The third reason is the all-too-real possibility that prolonged therapy will induce antifungal resistance [1912]. This issue has been instead the subject of intense evaluation. Multiple observations have demonstrated that this event is frequent [159, 1402, 1403, 1404, 1458]. On the other hand, it has also been shown that antifungal agents can reduce the rate of relapse and colonization [1834, 2060]. This theoretical quandry has had, in most instances, a relatively practical solution–frequent relapses were treated with frequent therapy, and at some point frequent therapy becomes (nearly) continuous in any given patient.

The publication of a prospective randomized study on this topic provides a helpful perspective. Revankar et al. compared the use of continuous and intermittent suppressive therapy in patients with frequent and recurrent episodes of candidal esophagitis [1901]. A reduction in the rate of both relapses and colonization was seen with both regimens. While microbiologic resistance did develop in some patients, therapeutic responses generally remained excellent. The key difference between this study and early reports was the usage of effective antiretroviral therapy. The fact that many of the patients benefit to at least some extent may explain these results.

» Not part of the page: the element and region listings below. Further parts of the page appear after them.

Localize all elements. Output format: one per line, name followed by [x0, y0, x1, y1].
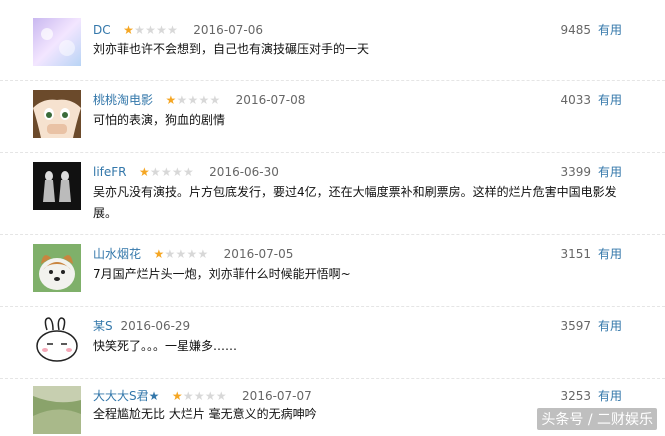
comment-text: 吴亦凡没有演技。片方包底发行，要过4亿，还在大幅度票补和刷票房。这样的烂片危害中… [93, 185, 617, 220]
comment-item: lifeFR ★★★★★ 2016-06-30 3399 有用 吴亦凡没有演技。… [0, 152, 665, 235]
avatar[interactable] [33, 316, 81, 364]
star-icon: ★ [165, 93, 176, 107]
comment-text: 刘亦菲也许不会想到，自己也有演技碾压对手的一天 [93, 42, 370, 56]
username-link[interactable]: 山水烟花 [93, 247, 141, 261]
avatar-image [33, 244, 81, 292]
useful-button[interactable]: 有用 [598, 90, 622, 110]
star-icon: ★ [204, 389, 216, 403]
comment-date: 2016-07-06 [193, 23, 264, 37]
star-icon: ★ [145, 23, 156, 37]
vote-count: 9485 [560, 23, 591, 37]
comment-text: 可怕的表演，狗血的剧情 [93, 113, 226, 127]
useful-button[interactable]: 有用 [598, 20, 622, 40]
star-icon: ★ [215, 389, 227, 403]
star-icon: ★ [198, 93, 209, 107]
star-icon: ★ [160, 165, 172, 179]
rating-stars: ★★★★★ [122, 20, 178, 40]
star-icon: ★ [134, 23, 145, 37]
avatar[interactable] [33, 386, 81, 434]
star-icon: ★ [193, 389, 205, 403]
comment-item: 山水烟花 ★★★★★ 2016-07-05 3151 有用 7月国产烂片头一炮，… [0, 234, 665, 307]
useful-button[interactable]: 有用 [598, 244, 622, 264]
comment-date: 2016-06-30 [209, 165, 279, 179]
star-icon: ★ [171, 165, 183, 179]
comment-text: 快笑死了。。。一星嫌多…… [93, 339, 238, 353]
star-icon: ★ [153, 247, 164, 261]
vote-count: 3399 [560, 165, 591, 179]
comment-header: 桃桃淘电影 ★★★★★ 2016-07-08 [93, 90, 305, 110]
useful-button[interactable]: 有用 [598, 162, 622, 182]
star-icon: ★ [171, 389, 183, 403]
star-icon: ★ [182, 389, 194, 403]
comment-item: DC ★★★★★ 2016-07-06 9485 有用 刘亦菲也许不会想到，自己… [0, 0, 665, 81]
comment-text: 7月国产烂片头一炮，刘亦菲什么时候能开悟啊~ [93, 267, 351, 281]
username-link[interactable]: 大大大S君★ [93, 389, 159, 403]
avatar-image [33, 90, 81, 138]
comment-header: 山水烟花 ★★★★★ 2016-07-05 [93, 244, 293, 264]
comment-date: 2016-06-29 [120, 319, 191, 333]
star-icon: ★ [167, 23, 178, 37]
star-icon: ★ [156, 23, 167, 37]
star-icon: ★ [176, 93, 187, 107]
rating-stars: ★★★★★ [171, 386, 227, 406]
star-icon: ★ [186, 247, 197, 261]
username-link[interactable]: DC [93, 23, 111, 37]
avatar[interactable] [33, 18, 81, 66]
rating-stars: ★★★★★ [138, 162, 194, 182]
useful-button[interactable]: 有用 [598, 316, 622, 336]
comment-date: 2016-07-05 [223, 247, 294, 261]
vote-count: 4033 [560, 93, 591, 107]
comment-date: 2016-07-08 [235, 93, 306, 107]
star-icon: ★ [123, 23, 134, 37]
comment-item: 桃桃淘电影 ★★★★★ 2016-07-08 4033 有用 可怕的表演，狗血的… [0, 80, 665, 153]
username-link[interactable]: 桃桃淘电影 [93, 93, 153, 107]
star-icon: ★ [175, 247, 186, 261]
comment-header: lifeFR ★★★★★ 2016-06-30 [93, 162, 279, 182]
avatar-image [33, 18, 81, 66]
avatar[interactable] [33, 90, 81, 138]
comment-header: DC ★★★★★ 2016-07-06 [93, 20, 263, 40]
comment-header: 某S 2016-06-29 [93, 316, 190, 336]
avatar[interactable] [33, 244, 81, 292]
comment-date: 2016-07-07 [242, 389, 312, 403]
comment-header: 大大大S君★ ★★★★★ 2016-07-07 [93, 386, 312, 406]
avatar-image [33, 162, 81, 210]
avatar[interactable] [33, 162, 81, 210]
watermark: 头条号 / 二财娱乐 [537, 408, 657, 430]
star-icon: ★ [187, 93, 198, 107]
star-icon: ★ [164, 247, 175, 261]
star-icon: ★ [182, 165, 194, 179]
avatar-image [33, 316, 81, 364]
star-icon: ★ [138, 165, 150, 179]
star-icon: ★ [197, 247, 208, 261]
avatar-image [33, 386, 81, 434]
rating-stars: ★★★★★ [153, 244, 208, 264]
useful-button[interactable]: 有用 [598, 386, 622, 406]
vote-count: 3151 [560, 247, 591, 261]
vote-count: 3253 [560, 389, 591, 403]
comment-item: 某S 2016-06-29 3597 有用 快笑死了。。。一星嫌多…… [0, 306, 665, 379]
rating-stars: ★★★★★ [165, 90, 220, 110]
username-link[interactable]: 某S [93, 319, 113, 333]
vote-count: 3597 [560, 319, 591, 333]
star-icon: ★ [149, 165, 161, 179]
username-link[interactable]: lifeFR [93, 165, 127, 179]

In part as a consequence of this work, the 1999 USPHS/IDSA Guidelines for the Prevention of Opportunistic Infections in Persons infected with HIV recommends considering the use of an oral azole (fluconazole or itraconazole solution) when “recurrences are frequent or severe” [80]. But, it should also be kept in mind that the best therapy for OPC is not an antifungal agent–every effort to provide an effective antiretroviral regimen should be made as this is the only therapy that provides true and long-lasting relief.

Denture-Related OPC

Dentures permit the accumulation of yeast between mucosal surfaces and the prosthesis. Local factors like trauma, maceration and endogenous epithelial changes related to the prosthesis (atrophy, hyperplasia, dysplasia) affect the barrier mechanism of the mucosa [336]. As a consequence, denture wearers often complain of sore and irritated gums. Although bacterial infection, mechanical irritation, and allergic reaction have been proposed as possible causes, infection with Candida spp. has often been implicated. This syndrome is referred to as candidal stomatitis, and rates as high as 65% have been reported. [336].

Effective therapy requires treatment of both the mouth and the denture. Elimination of fungal colonization of the denture may be difficult. Regular and extensive cleaning of the denture is helpful [2388]. Five-minute irradiation of the denture (immersed in water) in a 60 Hz microwave oven is very successful to eradicate Candida from dentures. However, modification of denture hardness may occur when using this method [600]. Regular cleansing and soaking of dentures in 0.25% chlorhexidine in combination with an antifungal regimen is an alternative strategy that has been described [1007]. Consistent usage of topical antiseptics such as Listerine and Peridex may also be useful in prevention of recurrence [1507].